Effect of peer support on prevention of postnatal depression among high risk women: multisite randomised controlled trialBMJ 2009; 338 doi: https://doi.org/10.1136/bmj.a3064 (Published 16 January 2009) Cite this as: BMJ 2009;338:a3064
- C-L Dennis, associate professor and Canada research chair in perinatal community health12,
- E Hodnett, professor and Heather M Reisman chair in perinatal nursing research1,
- L Kenton, trial coordinator1,
- J Weston, senior trial coordinator1,
- J Zupancic, assistant professor of paediatrics3,
- D E Stewart, university professor and Lillian Love chair in women’s health2,
- A Kiss, biostatistician4
- 1Lawrence S Bloomberg Faculty of Nursing, University of Toronto, Toronto, Canada
- 2Department of Psychiatry, Faculty of Medicine, University of Toronto, Toronto, Canada
- 3Beth Israel Deaconess Medical Center, Boston, Massachusetts, USA
- 4Department of Research Design and Biostatistics, Sunnybrook Health Sciences Centre, Toronto, Canada
- Correspondence to: C-L Dennis
- Accepted 27 October 2008
Objective To evaluate the effectiveness of telephone based peer support in the prevention of postnatal depression.
Design Multisite randomised controlled trial.
Setting Seven health regions across Ontario, Canada.
Participants 701 women in the first two weeks postpartum identified as high risk for postnatal depression with the Edinburgh postnatal depression scale and randomised with an internet based randomisation service.

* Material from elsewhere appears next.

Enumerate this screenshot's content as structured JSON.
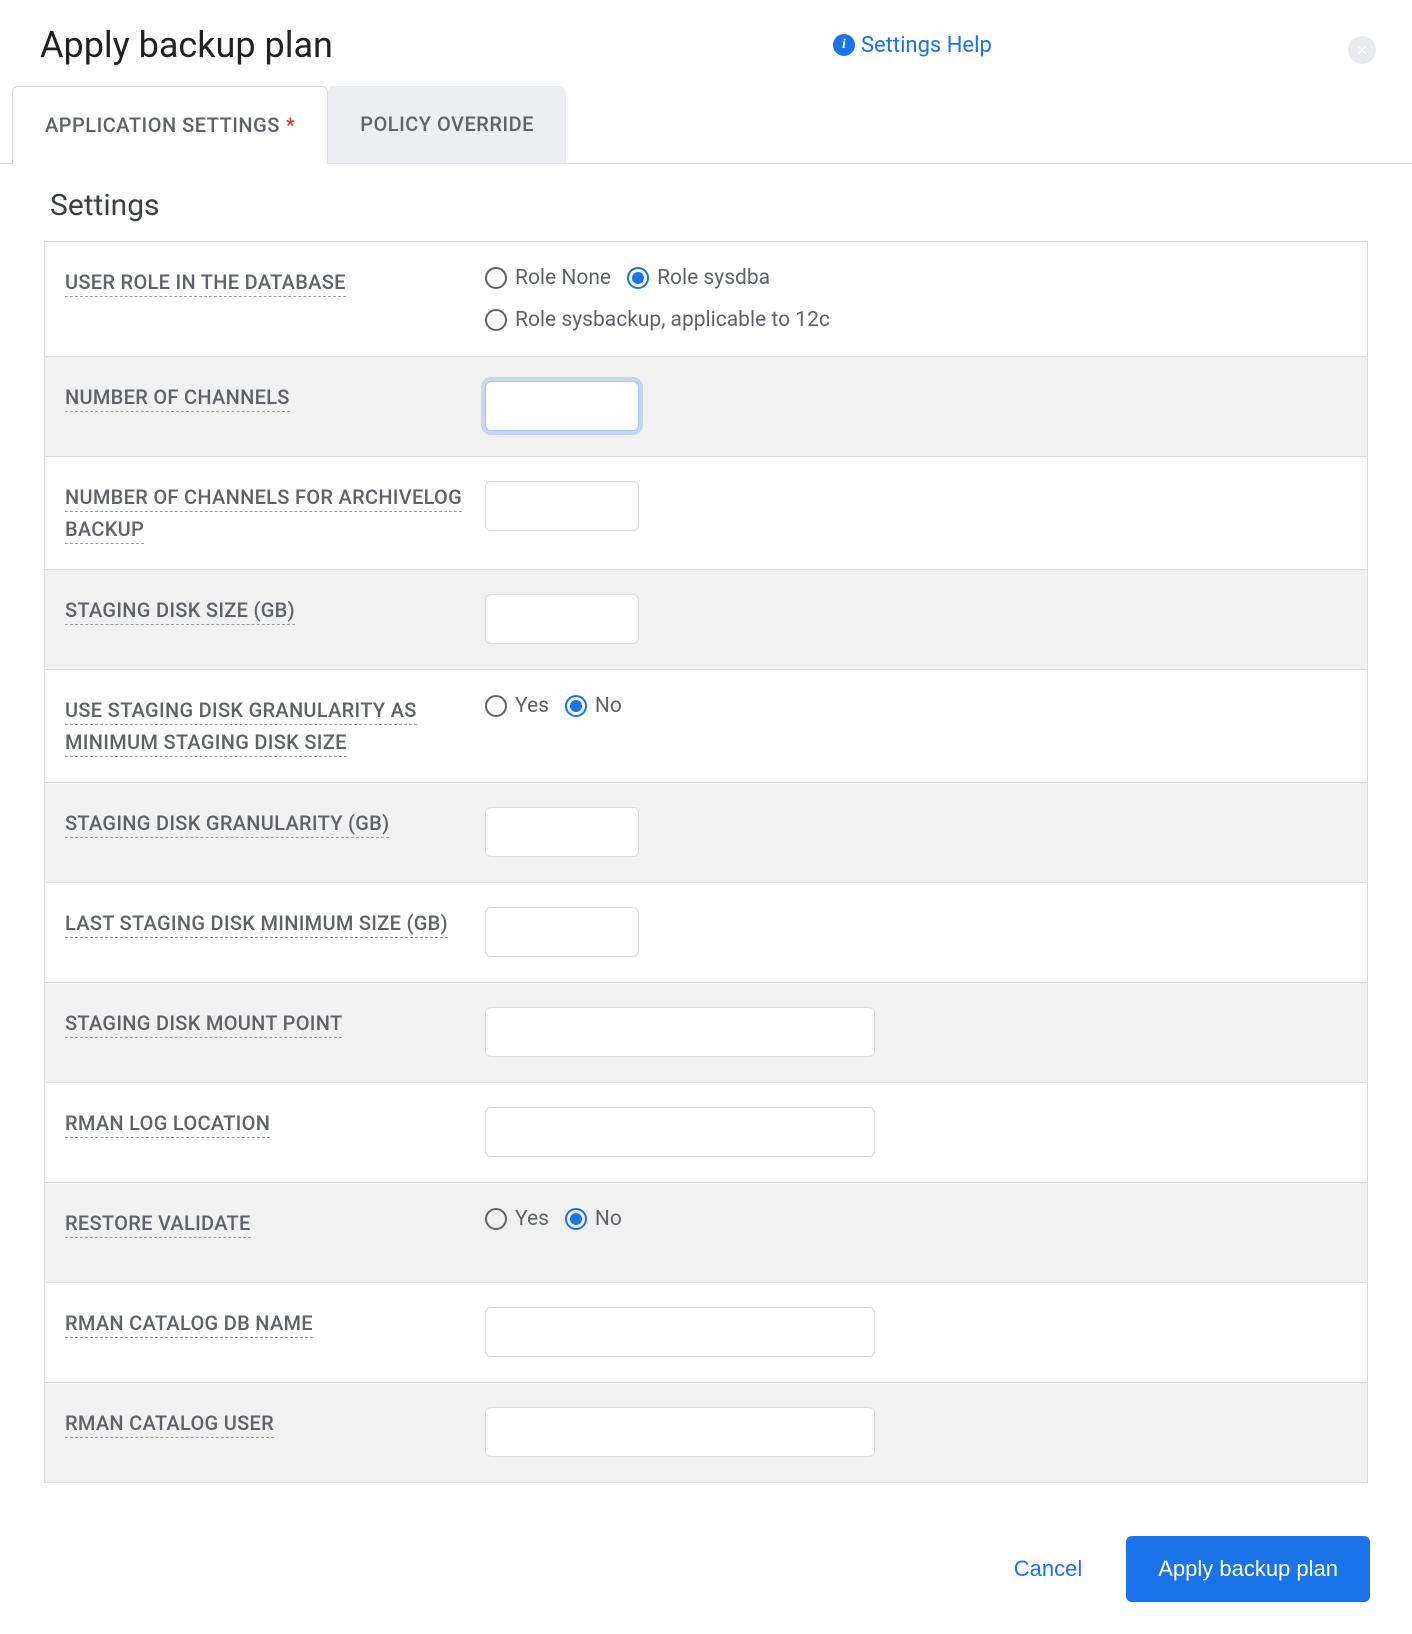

Intervention Proactive individualised telephone based peer (mother to mother) support, initiated within 48-72 hours of randomisation, provided by a volunteer recruited from the community who had previously experienced and recovered from self reported postnatal depression and attended a four hour training session.
Main outcome measures Edinburgh postnatal depression scale, structured clinical interview-depression, state-trait anxiety inventory, UCLA loneliness scale, and use of health services.
Results After web based screening of 21 470 women, 701 (72%) eligible mothers were recruited. A blinded research nurse followed up more than 85% by telephone, including 613 at 12 weeks and 600 at 24 weeks postpartum. At 12 weeks, 14% (40/297) of women in the intervention group and 25% (78/315) in the control group had an Edinburgh postnatal depression scale score >12 (χ2=12.5, P<0.001; number need to treat 8.8, 95% confidence interval 5.9 to 19.6; relative risk reduction 0.46, 95% confidence interval 0.24 to 0.62). There was a positive trend in favour of the intervention group for maternal anxiety but not loneliness or use of health services. For ethical reasons, participants identified with clinical depression at 12 weeks were referred for treatment, resulting in no differences between groups at 24 weeks. Of the 221 women in the intervention group who received and evaluated their experience of peer support, over 80% were satisfied and would recommend this support to a friend.
Conclusion Telephone based peer support can be effective in preventing postnatal depression among women at high risk.
Trial registration ISRCTN 68337727.
Contributions: C-LD (principal investigator) conceptualised and designed the trial, obtained funding, directed implementation, completed data analysis and interpretation, wrote the draft manuscript, and is guarantor. EH (coinvestigator) assisted in all trial activities including design, funding, implementation, data interpretation, and manuscript preparation. LK (trial coordinator) assisted in all trial implementation procedures including managing the population based screening activities, completing participant recruitment, overseeing intervention implementation and data collection procedures, and performing database management activities. JW (senior trial coordinator) assisted in all trial activities including design, funding, budget management, implementation, database management, data interpretation, and manuscript preparation. JZ (coinvestigator and health economist) assisted in designing the trial economic evaluation, obtaining funding, and data interpretation. DS (coinvestigator and psychiatrist) assisted in trial funding and was available for clinical consultation during implementation. AK (coinvestigator and biostatistician) assisted in trial funding, data analysis, data interpretation, and manuscript preparation. All authors have commented on the manuscript.
Funding: This work was supported by the Canadian Institutes of Health Research grant number MCT 66874. This trial was conducted and data analysed with complete independence of the researchers from the Canadian Institutes of Health Research.
Competing interests: None declared.
Ethical approval: This study was approved by the University of Toronto ethics committee and ethical review boards of participating health regions. Informed consent was given by all participants.
Provenance and peer review: Not commissioned; externally peer reviewed.
This is an open-access article distributed under the terms of the Creative Commons Attribution Non-commercial License, which permits unrestricted use, distribution, and reproduction in any medium, provided the original work is properly cited.